Philotheca myoporoides subsp. brevipedunculata is a subspecies of flowering plant in the family Rutaceae and is endemic to New South Wales. It is a shrub with oblong or egg-shaped leaves and white or pink flowers arranged singly or in groups of up to three in leaf axils.

==Description==
Philotheca myoporoides subsp. brevipedunculata is a shrub that typically grows to a height of 1.8–2 m with glabrous, densely glandular-warty stems. The leaves are leathery, oblong-elliptic to egg-shaped with the narrower end towards the base, 10–30 mm long and 5–10 mm wide and there is a small point on the tip.
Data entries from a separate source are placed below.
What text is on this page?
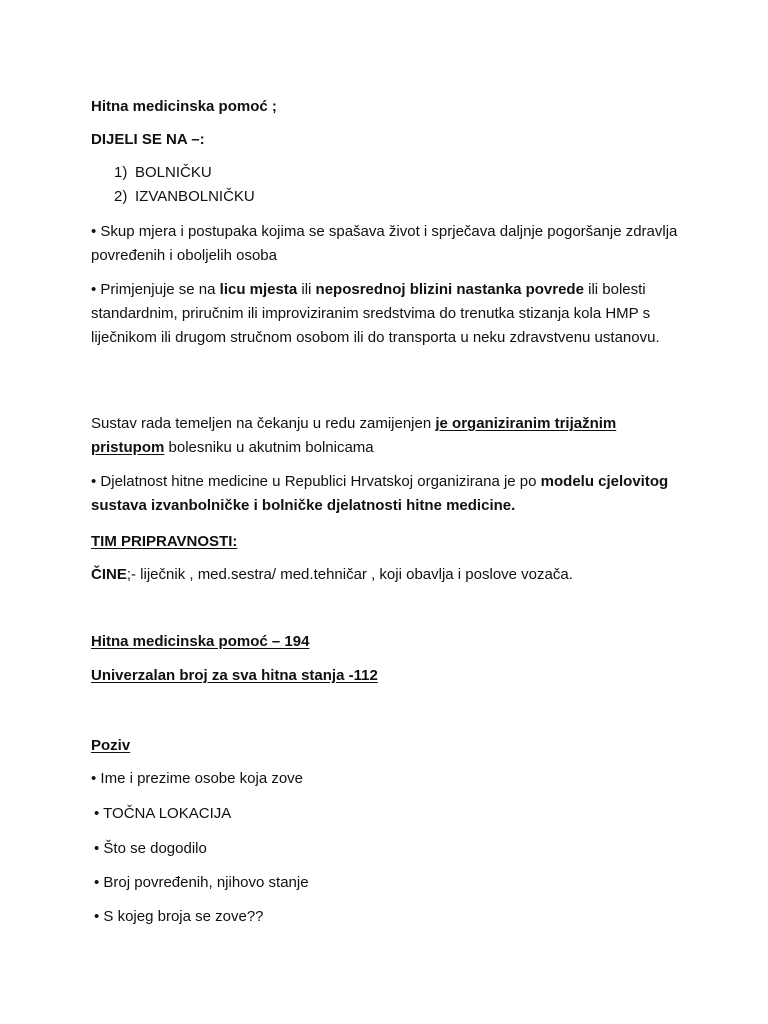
Hitna medicinska pomoć ;

DIJELI SE NA –:

1) BOLNIČKU
2) IZVANBOLNIČKU

• Skup mjera i postupaka kojima se spašava život i sprječava daljnje pogoršanje zdravlja povređenih i oboljelih osoba

• Primjenjuje se na licu mjesta ili neposrednoj blizini nastanka povrede ili bolesti standardnim, priručnim ili improviziranim sredstvima do trenutka stizanja kola HMP s liječnikom ili drugom stručnom osobom ili do transporta u neku zdravstvenu ustanovu.

Sustav rada temeljen na čekanju u redu zamijenjen je organiziranim trijažnim pristupom bolesniku u akutnim bolnicama

• Djelatnost hitne medicine u Republici Hrvatskoj organizirana je po modelu cjelovitog sustava izvanbolničke i bolničke djelatnosti hitne medicine.

TIM PRIPRAVNOSTI:

ČINE;- liječnik , med.sestra/ med.tehničar , koji obavlja i poslove vozača.

Hitna medicinska pomoć – 194

Univerzalan broj za sva hitna stanja -112

Poziv

• Ime i prezime osobe koja zove

• TOČNA LOKACIJA

• Što se dogodilo

• Broj povređenih, njihovo stanje

• S kojeg broja se zove??
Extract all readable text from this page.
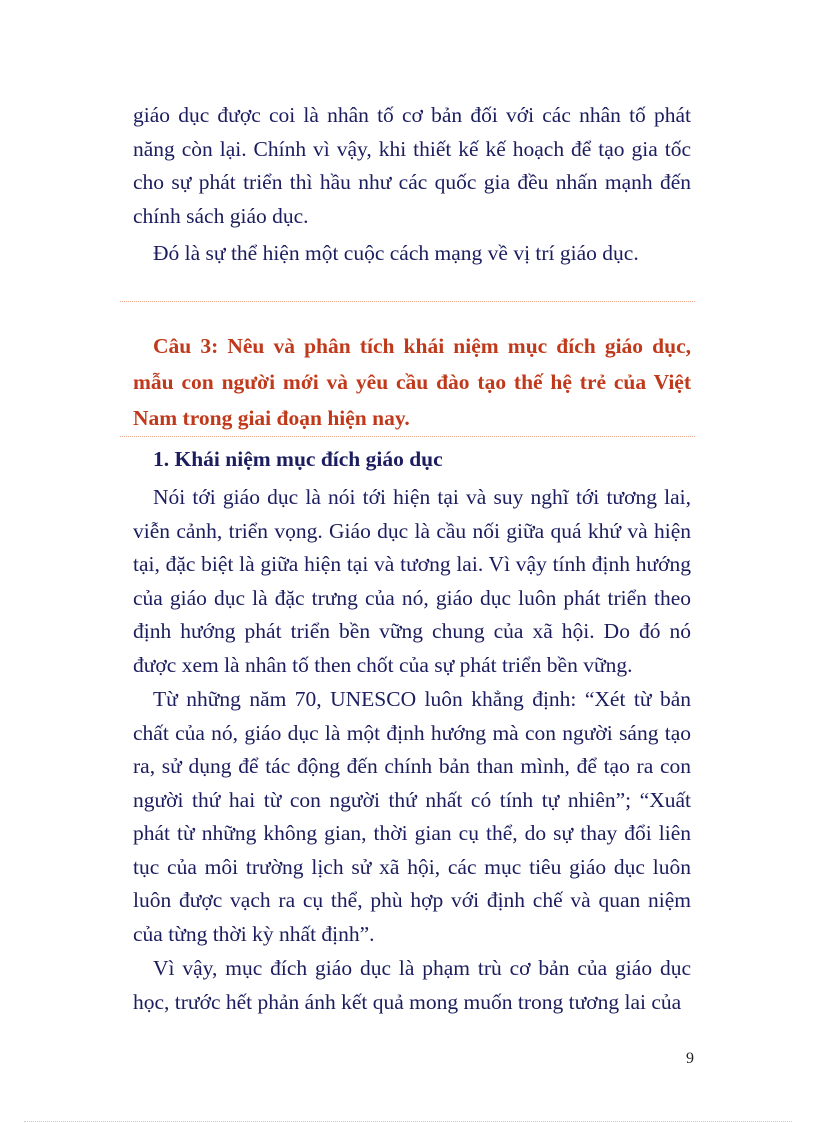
giáo dục được coi là nhân tố cơ bản đối với các nhân tố phát năng còn lại. Chính vì vậy, khi thiết kế kế hoạch để tạo gia tốc cho sự phát triển thì hầu như các quốc gia đều nhấn mạnh đến chính sách giáo dục.

Đó là sự thể hiện một cuộc cách mạng về vị trí giáo dục.

Câu 3: Nêu và phân tích khái niệm mục đích giáo dục, mẫu con người mới và yêu cầu đào tạo thế hệ trẻ của Việt Nam trong giai đoạn hiện nay.

1. Khái niệm mục đích giáo dục

Nói tới giáo dục là nói tới hiện tại và suy nghĩ tới tương lai, viễn cảnh, triển vọng. Giáo dục là cầu nối giữa quá khứ và hiện tại, đặc biệt là giữa hiện tại và tương lai. Vì vậy tính định hướng của giáo dục là đặc trưng của nó, giáo dục luôn phát triển theo định hướng phát triển bền vững chung của xã hội. Do đó nó được xem là nhân tố then chốt của sự phát triển bền vững.

Từ những năm 70, UNESCO luôn khẳng định: “Xét từ bản chất của nó, giáo dục là một định hướng mà con người sáng tạo ra, sử dụng để tác động đến chính bản than mình, để tạo ra con người thứ hai từ con người thứ nhất có tính tự nhiên”; “Xuất phát từ những không gian, thời gian cụ thể, do sự thay đổi liên tục của môi trường lịch sử xã hội, các mục tiêu giáo dục luôn luôn được vạch ra cụ thể, phù hợp với định chế và quan niệm của từng thời kỳ nhất định”.

Vì vậy, mục đích giáo dục là phạm trù cơ bản của giáo dục học, trước hết phản ánh kết quả mong muốn trong tương lai của

9
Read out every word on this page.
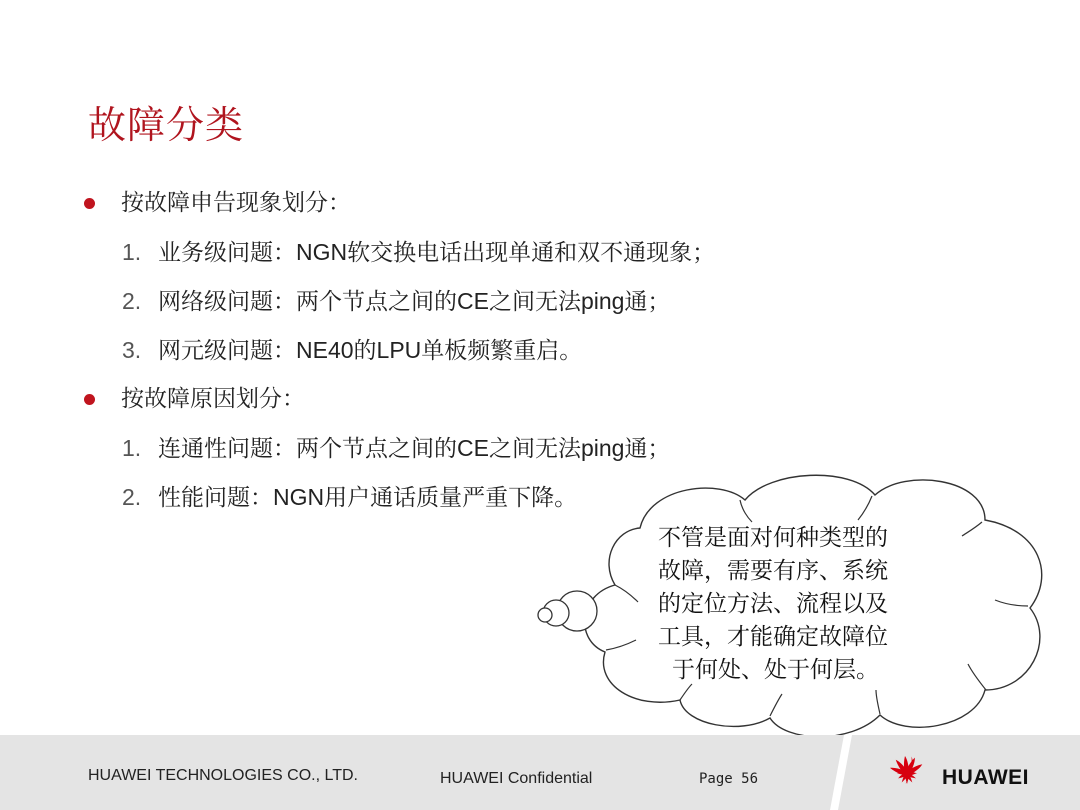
故障分类
按故障申告现象划分：
1. 业务级问题：NGN软交换电话出现单通和双不通现象；
2. 网络级问题：两个节点之间的CE之间无法ping通；
3. 网元级问题：NE40的LPU单板频繁重启。
按故障原因划分：
1. 连通性问题：两个节点之间的CE之间无法ping通；
2. 性能问题：NGN用户通话质量严重下降。
不管是面对何种类型的
故障，需要有序、系统
的定位方法、流程以及
工具，才能确定故障位
于何处、处于何层。
HUAWEI TECHNOLOGIES CO., LTD.	HUAWEI Confidential	Page 56	HUAWEI
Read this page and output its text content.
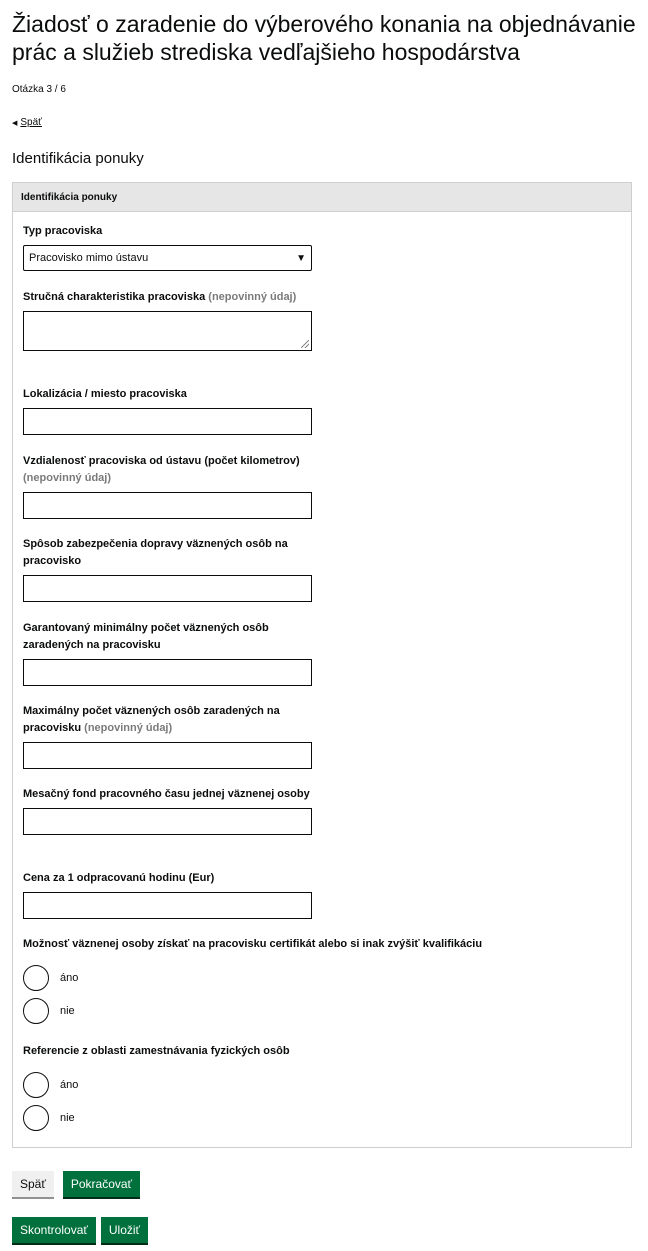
Žiadosť o zaradenie do výberového konania na objednávanie prác a služieb strediska vedľajšieho hospodárstva
Otázka 3 / 6
◀ Späť
Identifikácia ponuky
Identifikácia ponuky
Typ pracoviska
Pracovisko mimo ústavu	▼
Stručná charakteristika pracoviska (nepovinný údaj)
Lokalizácia / miesto pracoviska
Vzdialenosť pracoviska od ústavu (počet kilometrov) (nepovinný údaj)
Spôsob zabezpečenia dopravy väznených osôb na pracovisko
Garantovaný minimálny počet väznených osôb zaradených na pracovisku
Maximálny počet väznených osôb zaradených na pracovisku (nepovinný údaj)
Mesačný fond pracovného času jednej väznenej osoby
Cena za 1 odpracovanú hodinu (Eur)
Možnosť väznenej osoby získať na pracovisku certifikát alebo si inak zvýšiť kvalifikáciu
áno
nie
Referencie z oblasti zamestnávania fyzických osôb
áno
nie
Späť	Pokračovať
Skontrolovať	Uložiť
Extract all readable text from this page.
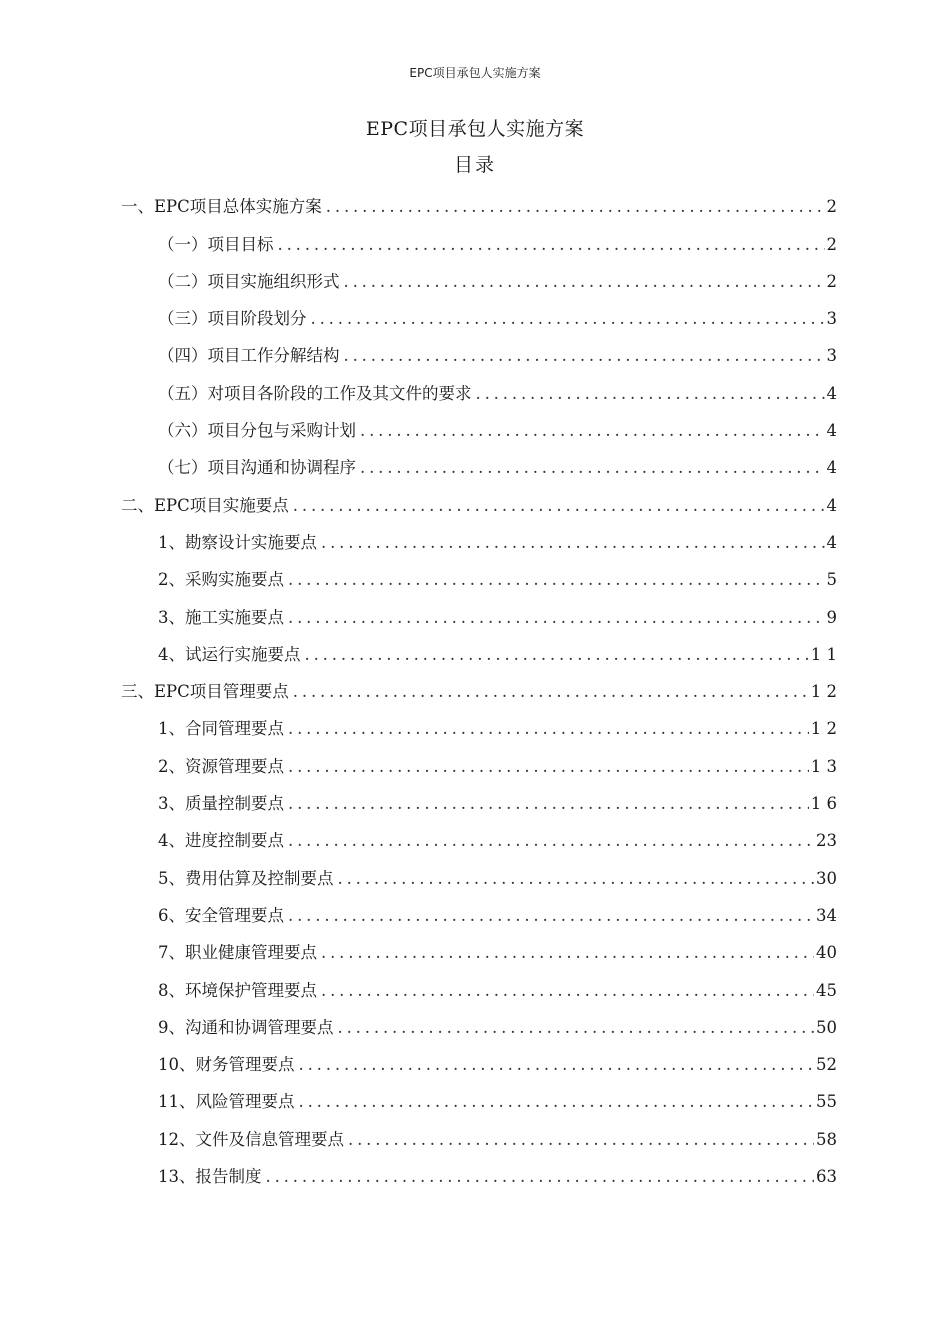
EPC项目承包人实施方案
EPC项目承包人实施方案
目录
一、EPC项目总体实施方案 . . .	2
（一）项目目标 . . .	2
（二）项目实施组织形式 . . .	2
（三）项目阶段划分 . . .	3
（四）项目工作分解结构 . . .	3
（五）对项目各阶段的工作及其文件的要求 . . .	4
（六）项目分包与采购计划 . . .	4
（七）项目沟通和协调程序 . . .	4
二、EPC项目实施要点 . . .	4
1、勘察设计实施要点 . . .	4
2、采购实施要点 . . .	5
3、施工实施要点 . . .	9
4、试运行实施要点 . . .	1 1
三、EPC项目管理要点 . . .	1 2
1、合同管理要点 . . .	1 2
2、资源管理要点 . . .	1 3
3、质量控制要点 . . .	1 6
4、进度控制要点 . . .	23
5、费用估算及控制要点 . . .	30
6、安全管理要点 . . .	34
7、职业健康管理要点 . . .	40
8、环境保护管理要点 . . .	45
9、沟通和协调管理要点 . . .	50
10、财务管理要点 . . .	52
11、风险管理要点 . . .	55
12、文件及信息管理要点 . . .	58
13、报告制度 . . .	63
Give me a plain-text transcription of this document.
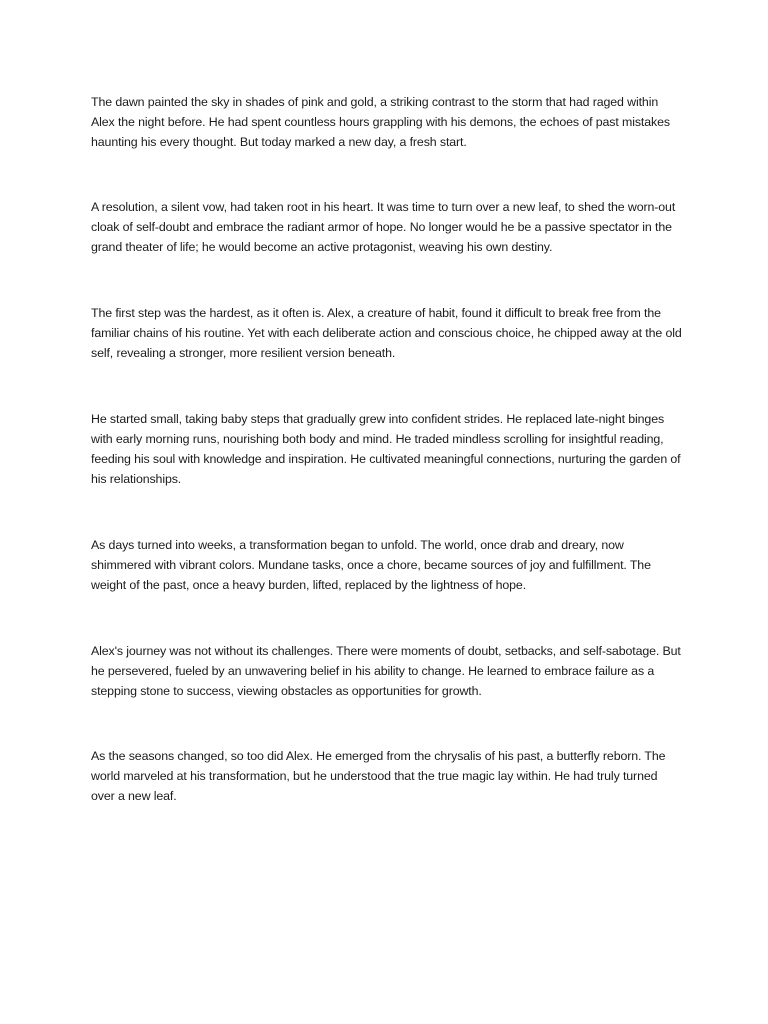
The dawn painted the sky in shades of pink and gold, a striking contrast to the storm that had raged within Alex the night before. He had spent countless hours grappling with his demons, the echoes of past mistakes haunting his every thought. But today marked a new day, a fresh start.

A resolution, a silent vow, had taken root in his heart. It was time to turn over a new leaf, to shed the worn-out cloak of self-doubt and embrace the radiant armor of hope. No longer would he be a passive spectator in the grand theater of life; he would become an active protagonist, weaving his own destiny.

The first step was the hardest, as it often is. Alex, a creature of habit, found it difficult to break free from the familiar chains of his routine. Yet with each deliberate action and conscious choice, he chipped away at the old self, revealing a stronger, more resilient version beneath.

He started small, taking baby steps that gradually grew into confident strides. He replaced late-night binges with early morning runs, nourishing both body and mind. He traded mindless scrolling for insightful reading, feeding his soul with knowledge and inspiration. He cultivated meaningful connections, nurturing the garden of his relationships.

As days turned into weeks, a transformation began to unfold. The world, once drab and dreary, now shimmered with vibrant colors. Mundane tasks, once a chore, became sources of joy and fulfillment. The weight of the past, once a heavy burden, lifted, replaced by the lightness of hope.

Alex's journey was not without its challenges. There were moments of doubt, setbacks, and self-sabotage. But he persevered, fueled by an unwavering belief in his ability to change. He learned to embrace failure as a stepping stone to success, viewing obstacles as opportunities for growth.

As the seasons changed, so too did Alex. He emerged from the chrysalis of his past, a butterfly reborn. The world marveled at his transformation, but he understood that the true magic lay within. He had truly turned over a new leaf.
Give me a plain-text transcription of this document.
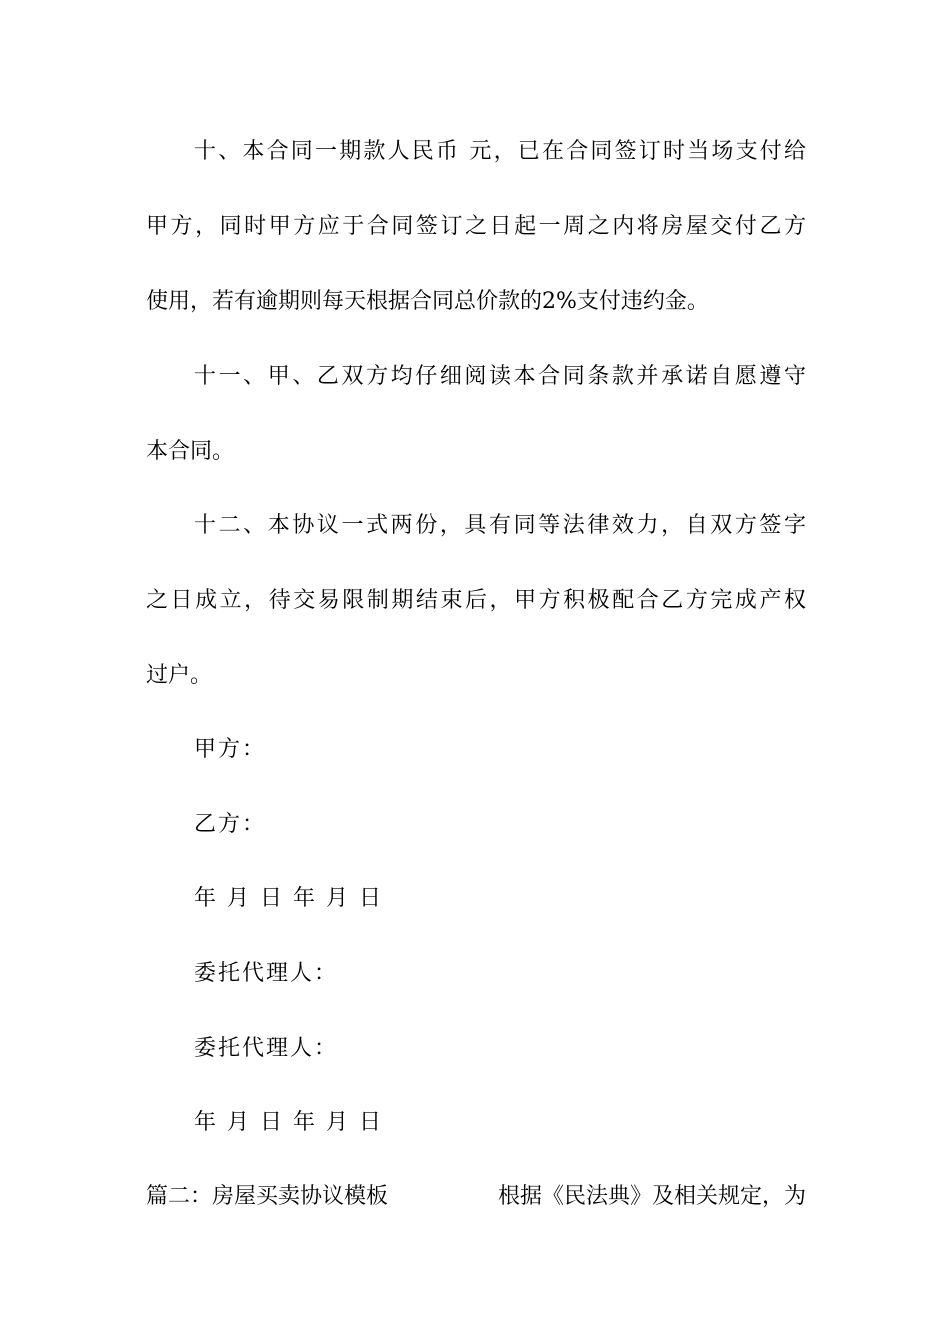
十、本合同一期款人民币 元，已在合同签订时当场支付给
甲方，同时甲方应于合同签订之日起一周之内将房屋交付乙方
使用，若有逾期则每天根据合同总价款的2%支付违约金。
十一、甲、乙双方均仔细阅读本合同条款并承诺自愿遵守
本合同。
十二、本协议一式两份，具有同等法律效力，自双方签字
之日成立，待交易限制期结束后，甲方积极配合乙方完成产权
过户。
甲方：
乙方：
年 月 日 年 月 日
委托代理人：
委托代理人：
年 月 日 年 月 日
篇二：房屋买卖协议模板	根据《民法典》及相关规定，为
The flowers are usually arranged singly, sometimes in twos or threes, rarely four, in leaf axils on a peduncle up to 2 mm long, each flower on a thin pedicel 4–8 mm long. The petals are broadly elliptic, about 8 mm long with a prominent keel. The stamens are free from each other and hairy near the base. Flowering mainly occurs in spring and autumn.

==Taxonomy and naming==
This subspecies was first formally described in 1998 by Michael Bayly in the journal Muelleria.

== Distribution and habitat==
This subspecies grows from coastal to escarpment ranges from Sassafras to the Moruya district in south-eastern New South Wales.